Select Group by CVE in either Host or Container Vulnerabilities to view the Vulnerability impact for each CVE.

vuln-cve-risk-score.png

CVE Assessment Drawer

Click on a CVE in the list to view the CVE Assessment drawer, which displays the vulnerability impact analysis.

console-vulnerability-impact-analysis.png

Risk Score vs CVSS Score

LW Risk ScoreCVSS Score
DescriptionThe LW Risk Score is a proprietary score that incorporates risk factors such as: vulnerability prevalence in the environment, CVSS score, and CVE severity. The LW Risk Score represents the asset risk or vulnerability impact from 1 - 10. You can use it to prioritize which vulnerabilities to remediate.The Common Vulnerability Scoring System (CVSS) is an open framework for communicating the characteristics and severity of software vulnerabilities.
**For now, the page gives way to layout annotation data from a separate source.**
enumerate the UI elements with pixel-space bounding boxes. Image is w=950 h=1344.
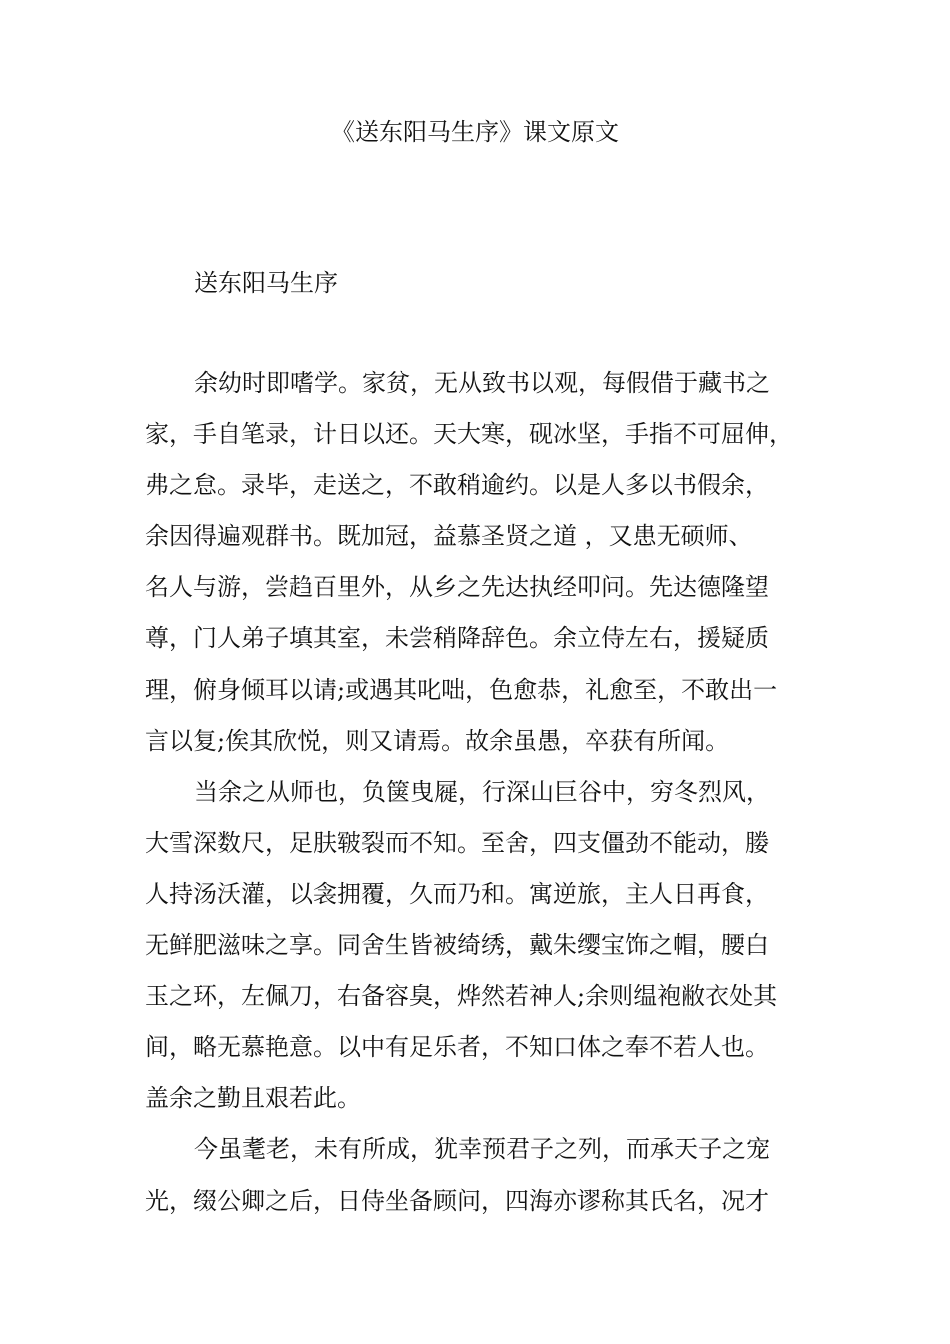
text-line: 人持汤沃灌，以衾拥覆，久而乃和。寓逆旅，主人日再食， — [145, 879, 769, 908]
text-line: 尊，门人弟子填其室，未尝稍降辞色。余立侍左右，援疑质 — [145, 624, 769, 653]
text-line: 盖余之勤且艰若此。 — [145, 1084, 361, 1113]
text-line: 家，手自笔录，计日以还。天大寒，砚冰坚，手指不可屈伸， — [145, 420, 793, 449]
text-line: 无鲜肥滋味之享。同舍生皆被绮绣，戴朱缨宝饰之帽，腰白 — [145, 931, 769, 960]
text-line: 言以复;俟其欣悦，则又请焉。故余虽愚，卒获有所闻。 — [145, 726, 730, 755]
text-line: 理，俯身倾耳以请;或遇其叱咄，色愈恭，礼愈至，不敢出一 — [145, 675, 778, 704]
essay-title: 送东阳马生序 — [194, 269, 338, 297]
text-line: 光，缀公卿之后，日侍坐备顾问，四海亦谬称其氏名，况才 — [145, 1186, 769, 1215]
essay-body — [145, 365, 815, 1234]
text-line: 间，略无慕艳意。以中有足乐者，不知口体之奉不若人也。 — [145, 1033, 769, 1062]
text-line: 余因得遍观群书。既加冠，益慕圣贤之道 ，又患无硕师、 — [145, 522, 753, 551]
document-title: 《送东阳马生序》课文原文 — [331, 118, 619, 146]
text-line: 弗之怠。录毕，走送之，不敢稍逾约。以是人多以书假余， — [145, 471, 769, 500]
text-line: 玉之环，左佩刀，右备容臭，烨然若神人;余则缊袍敝衣处其 — [145, 982, 778, 1011]
text-line: 名人与游，尝趋百里外，从乡之先达执经叩问。先达德隆望 — [145, 573, 769, 602]
text-line: 当余之从师也，负箧曳屣，行深山巨谷中，穷冬烈风， — [194, 777, 770, 806]
text-line: 余幼时即嗜学。家贫，无从致书以观，每假借于藏书之 — [194, 369, 770, 397]
text-line: 大雪深数尺，足肤皲裂而不知。至舍，四支僵劲不能动，媵 — [145, 828, 769, 857]
text-line: 今虽耄老，未有所成，犹幸预君子之列，而承天子之宠 — [194, 1135, 770, 1164]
It represents the severity of data vulnerability from 1 - 10. You can use it to compare and remediate vulnerabilities.
How is it calculated?Computes a score specific to your environment, accounting for potential impact and vulnerability severity levels.Independent of any specific environment
How it is applied?The LW Risk Score is specifically applied to the following entities/assets: images, hosts, packages, vulnerabilitiesGeneric score that spans all vulnerabilities
How it is updated?Dynamically updatedStatic
What does it apply to?Risk scores are computed per individual host, image, package, and vulnerability.Each vulnerability has its own score.

User Scenarios

Scenario: There is a high severity vulnerability that is not found in your environment.
Outcome: The CVSS score would be high, but your LW Risk Score will be low.
Reason: It does not directly impact your specific environment.

Scenario: There is a low severity vulnerability that has been detected on a large portion of your environment or on a public-facing system.
Outcome: The CVSS score would be low, but your LW Risk Score will be high.
Reason: A higher number of vulnerable assets may increase the probability of attack.